Le comité d’initiative de «stop TTIP» a déjà réuni un million de signatures de manière non officielle. On ne sait pas pourquoi le comité d’initiative et la Commission n’ont pas réussi à se mettre d’accord sur une formulation avant le lancement de la récolte des signatures, ce qui aurait permis un dialogue formalisé dans le cadre d’une initiative citoyenne dûment enregistrée. Ce cas montre aussi que, grâce aux nouveaux droits populaires, il est possible de mettre des questions passionnantes et engagées à l’ordre du jour de politique européenne.   

Que va-t-il se passer? Par chance, à l’intérieur de l’Union européenne, un changement est en train de se faire. Il faudra voir si le nouveau bras droit de Jean-Claude Juncker, Frans Timmermanns, ex-ministre des affaires étrangères des Pays-Bas, très engagé, parvient à lever le blocage actuel et à maintenir, au sein de l’Union également, une nouvelle réflexion proche des citoyens.  

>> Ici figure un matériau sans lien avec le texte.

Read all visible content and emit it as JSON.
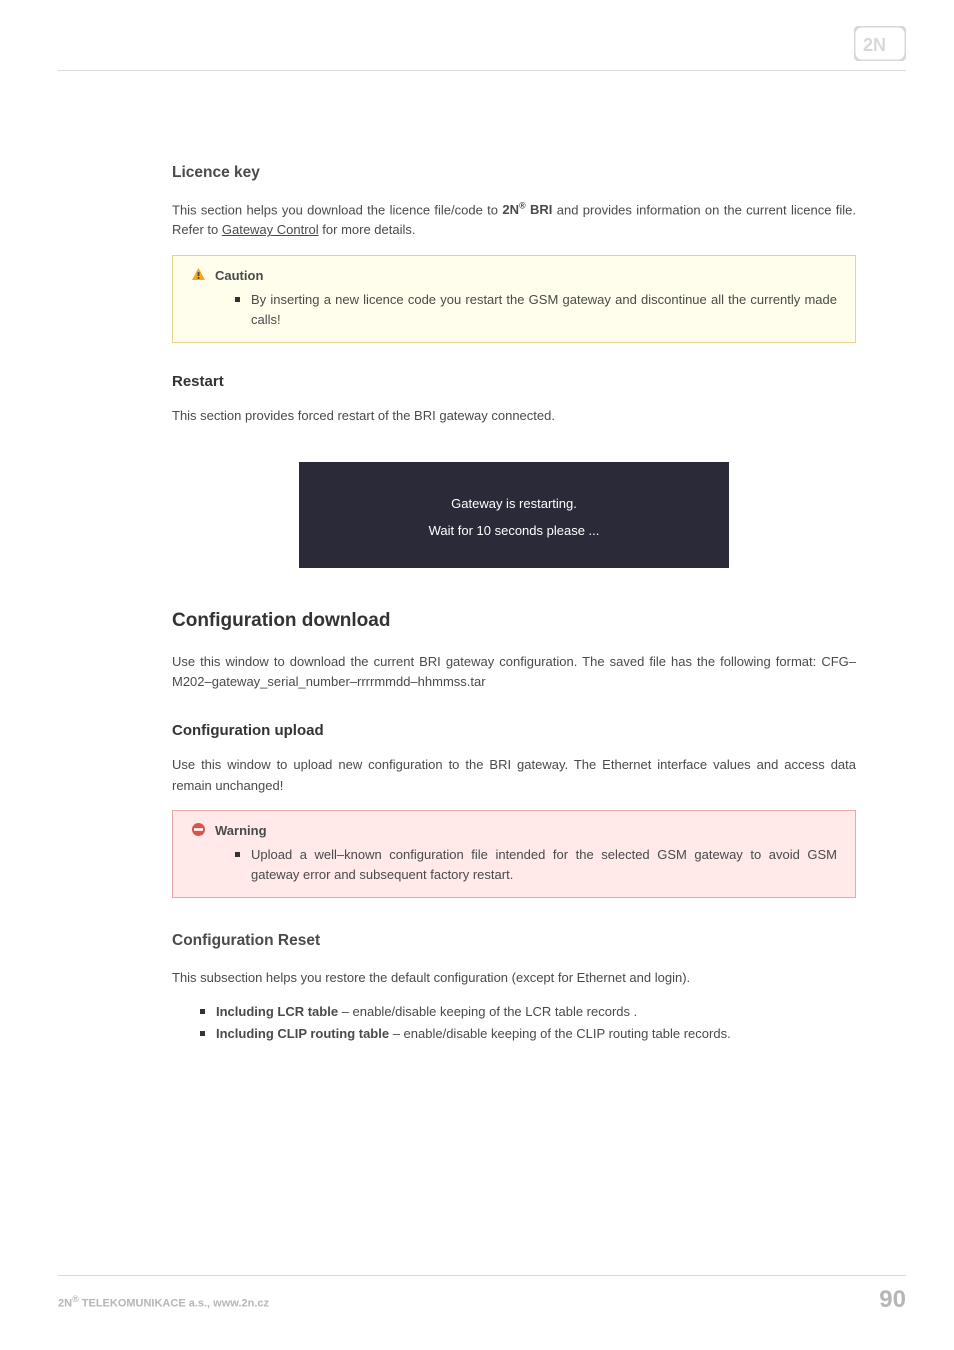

Et, par chance également, la loi en vigueur sur l’initiative européenne exige une première révision, qui doit commencer en 2015. Ce sera l’occasion de redonner vie à un instrument prometteur, en éliminant les nombreux obstacles, en simplifiant les procédures, en analysant ce qui s’est passé jusqu’ici et en en tirant les leçons. C’est notre heure à tous, nous, les citoyennes et citoyens, les chefs malaimés de l’Europe!